22 Toen zeiden de mannen van Israël tegen Gideon: Heers over ons, u zowel als uw zoon en uw kleinzoon, want u hebt ons uit de hand van Midian verlost.
23 Maar Gideon zei tegen hen: Ík zal niet over u heersen en ook mijn zoon zal niet over u heersen: de HEERE zal over u heersen.
24 Verder zei Gideon tegen hen: Ik wil u een verzoek doen: laat ieder mij een ring uit zijn buit geven. (Zij hadden namelijk gouden ringen, want zij waren Ismaëlieten.)
25 En zij zeiden: Wij zullen ze graag geven.
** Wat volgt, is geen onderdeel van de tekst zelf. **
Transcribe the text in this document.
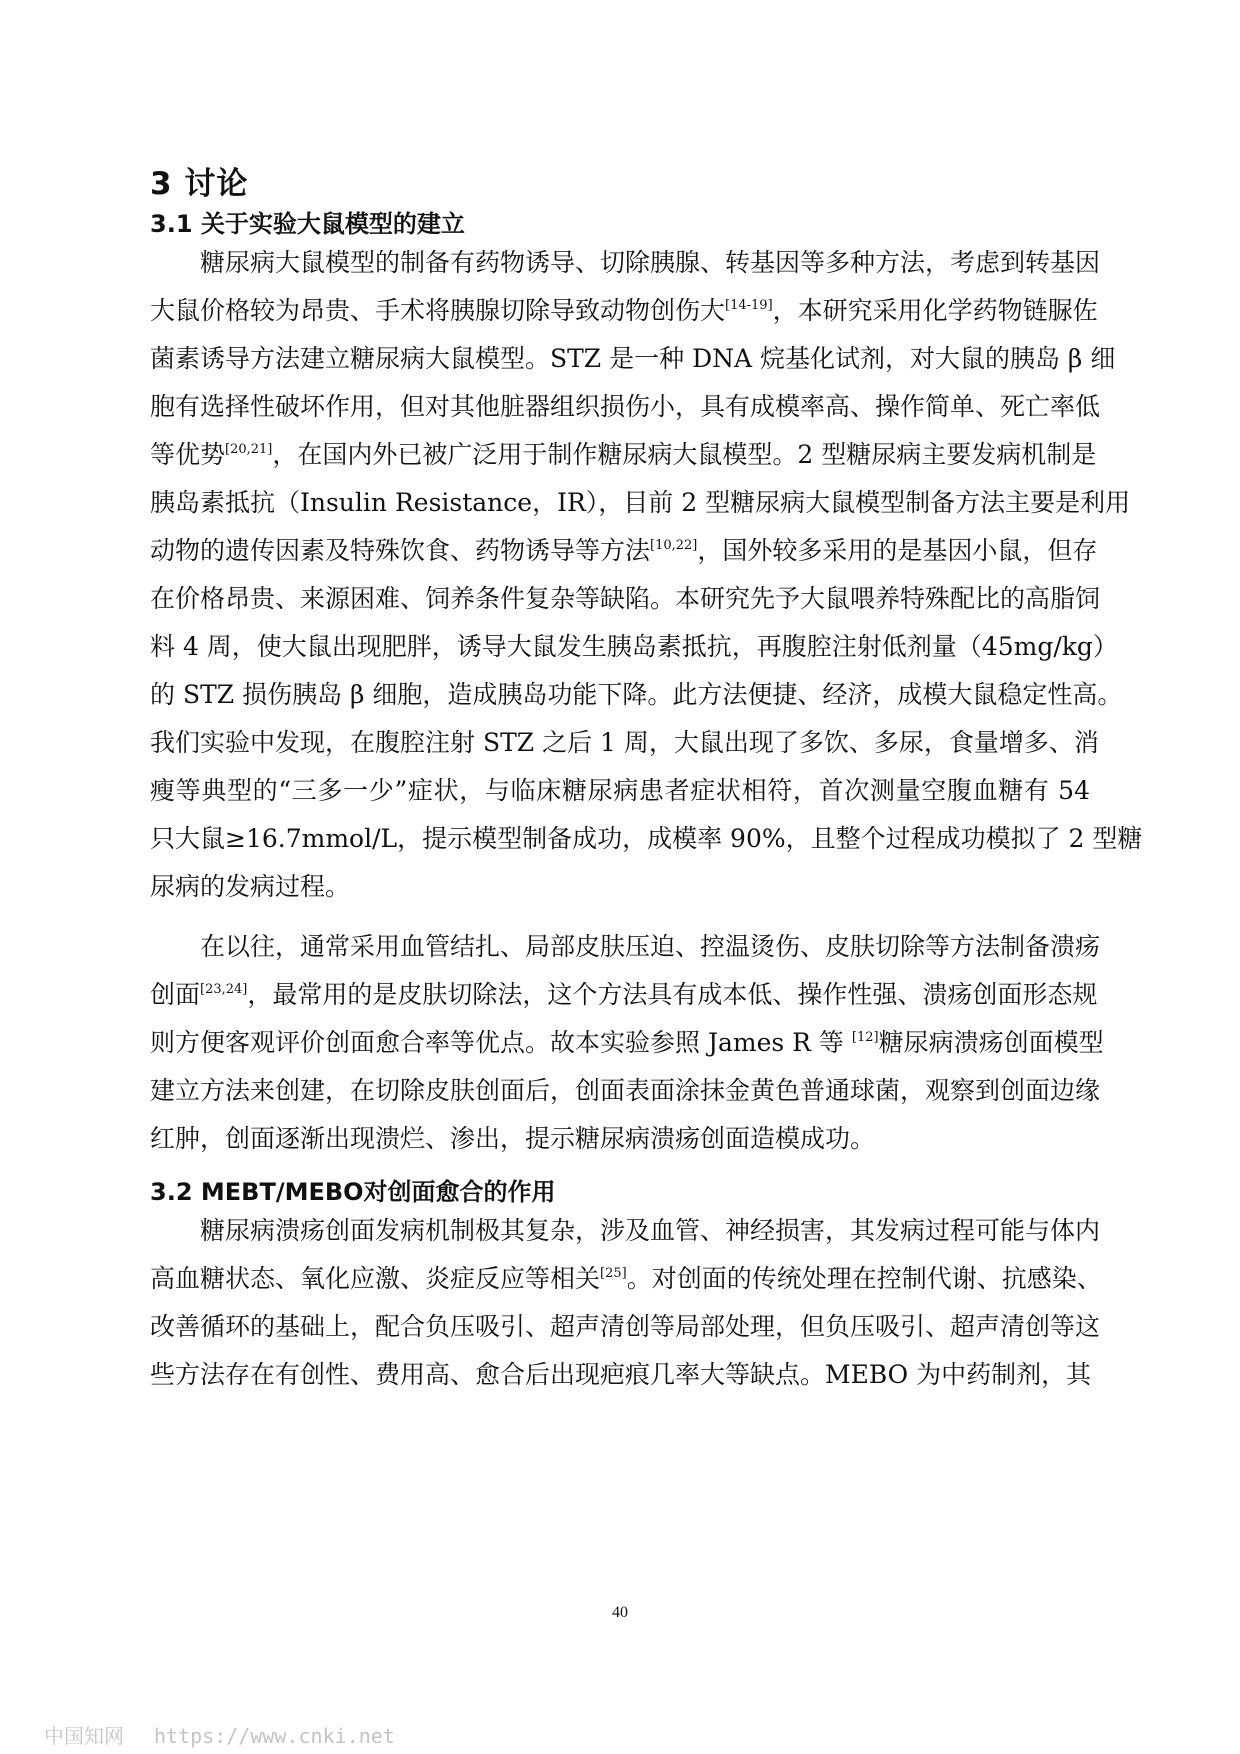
3 讨论
3.1 关于实验大鼠模型的建立

糖尿病大鼠模型的制备有药物诱导、切除胰腺、转基因等多种方法，考虑到转基因

大鼠价格较为昂贵、手术将胰腺切除导致动物创伤大[14-19]，本研究采用化学药物链脲佐

菌素诱导方法建立糖尿病大鼠模型。STZ 是一种 DNA 烷基化试剂，对大鼠的胰岛 β 细

胞有选择性破坏作用，但对其他脏器组织损伤小，具有成模率高、操作简单、死亡率低

等优势[20,21]，在国内外已被广泛用于制作糖尿病大鼠模型。2 型糖尿病主要发病机制是

胰岛素抵抗（Insulin Resistance，IR），目前 2 型糖尿病大鼠模型制备方法主要是利用

动物的遗传因素及特殊饮食、药物诱导等方法[10,22]，国外较多采用的是基因小鼠，但存

在价格昂贵、来源困难、饲养条件复杂等缺陷。本研究先予大鼠喂养特殊配比的高脂饲

料 4 周，使大鼠出现肥胖，诱导大鼠发生胰岛素抵抗，再腹腔注射低剂量（45mg/kg）

的 STZ 损伤胰岛 β 细胞，造成胰岛功能下降。此方法便捷、经济，成模大鼠稳定性高。

我们实验中发现，在腹腔注射 STZ 之后 1 周，大鼠出现了多饮、多尿，食量增多、消

瘦等典型的“三多一少”症状，与临床糖尿病患者症状相符，首次测量空腹血糖有 54

只大鼠≥16.7mmol/L，提示模型制备成功，成模率 90%，且整个过程成功模拟了 2 型糖

尿病的发病过程。

在以往，通常采用血管结扎、局部皮肤压迫、控温烫伤、皮肤切除等方法制备溃疡

创面[23,24]，最常用的是皮肤切除法，这个方法具有成本低、操作性强、溃疡创面形态规

则方便客观评价创面愈合率等优点。故本实验参照 James R 等 [12]糖尿病溃疡创面模型

建立方法来创建，在切除皮肤创面后，创面表面涂抹金黄色普通球菌，观察到创面边缘

红肿，创面逐渐出现溃烂、渗出，提示糖尿病溃疡创面造模成功。

3.2 MEBT/MEBO对创面愈合的作用

糖尿病溃疡创面发病机制极其复杂，涉及血管、神经损害，其发病过程可能与体内

高血糖状态、氧化应激、炎症反应等相关[25]。对创面的传统处理在控制代谢、抗感染、

改善循环的基础上，配合负压吸引、超声清创等局部处理，但负压吸引、超声清创等这

些方法存在有创性、费用高、愈合后出现疤痕几率大等缺点。MEBO 为中药制剂，其

40
中国知网 https://www.cnki.net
En zij spreidden een kleed uit en ieder wierp daarop een ring uit zijn buit.
26 Het gewicht van de gouden ringen, waar hij om gevraagd had, was zeventienhonderd sikkel goud, naast de maantjes, oorhangers en purperen kleding die de koningen van Midian gedragen hadden, en naast de kettingen om de halzen van hun kamelen.
27 Gideon maakte daar een efod van en stelde die op in zijn stad, in Ofra. En heel Israël ging er als in hoererij achteraan, zodat het voor Gideon en zijn huis tot een valstrik werd.
28 Zo werd Midian vernederd voor de Israëlieten, en zij hieven hun hoofd niet meer op. En het land had rust in de dagen van Gideon, veertig jaar lang.
29 En Jerubbaäl, de zoon van Joas, ging weg en woonde weer in zijn huis.
30 Nu had Gideon zeventig zonen, die van hem afstamden, want hij had veel vrouwen.
31 En zijn bijvrouw, die in Sichem woonde, baarde hem ook een zoon. En hij gaf hem de naam Abimelech.
32 Gideon, de zoon van Joas, stierf in goede ouderdom en werd begraven in het graf van zijn vader Joas, de Abiëzriet, in Ofra.
33 Maar het gebeurde, toen Gideon gestorven was, dat de Israëlieten zich afkeerden en als in hoererij achter de Baäls aan gingen. En zij maakten voor zich Baäl-Berith tot een god.
34 En de Israëlieten dachten niet meer aan de HEERE, hun God, Die hen gered had uit de hand van al hun vijanden van rondom.
35 En zij bewezen het huis van Jerubbaäl – dat is Gideon – geen goedertierenheid voor al het goede dat hij voor Israël had gedaan.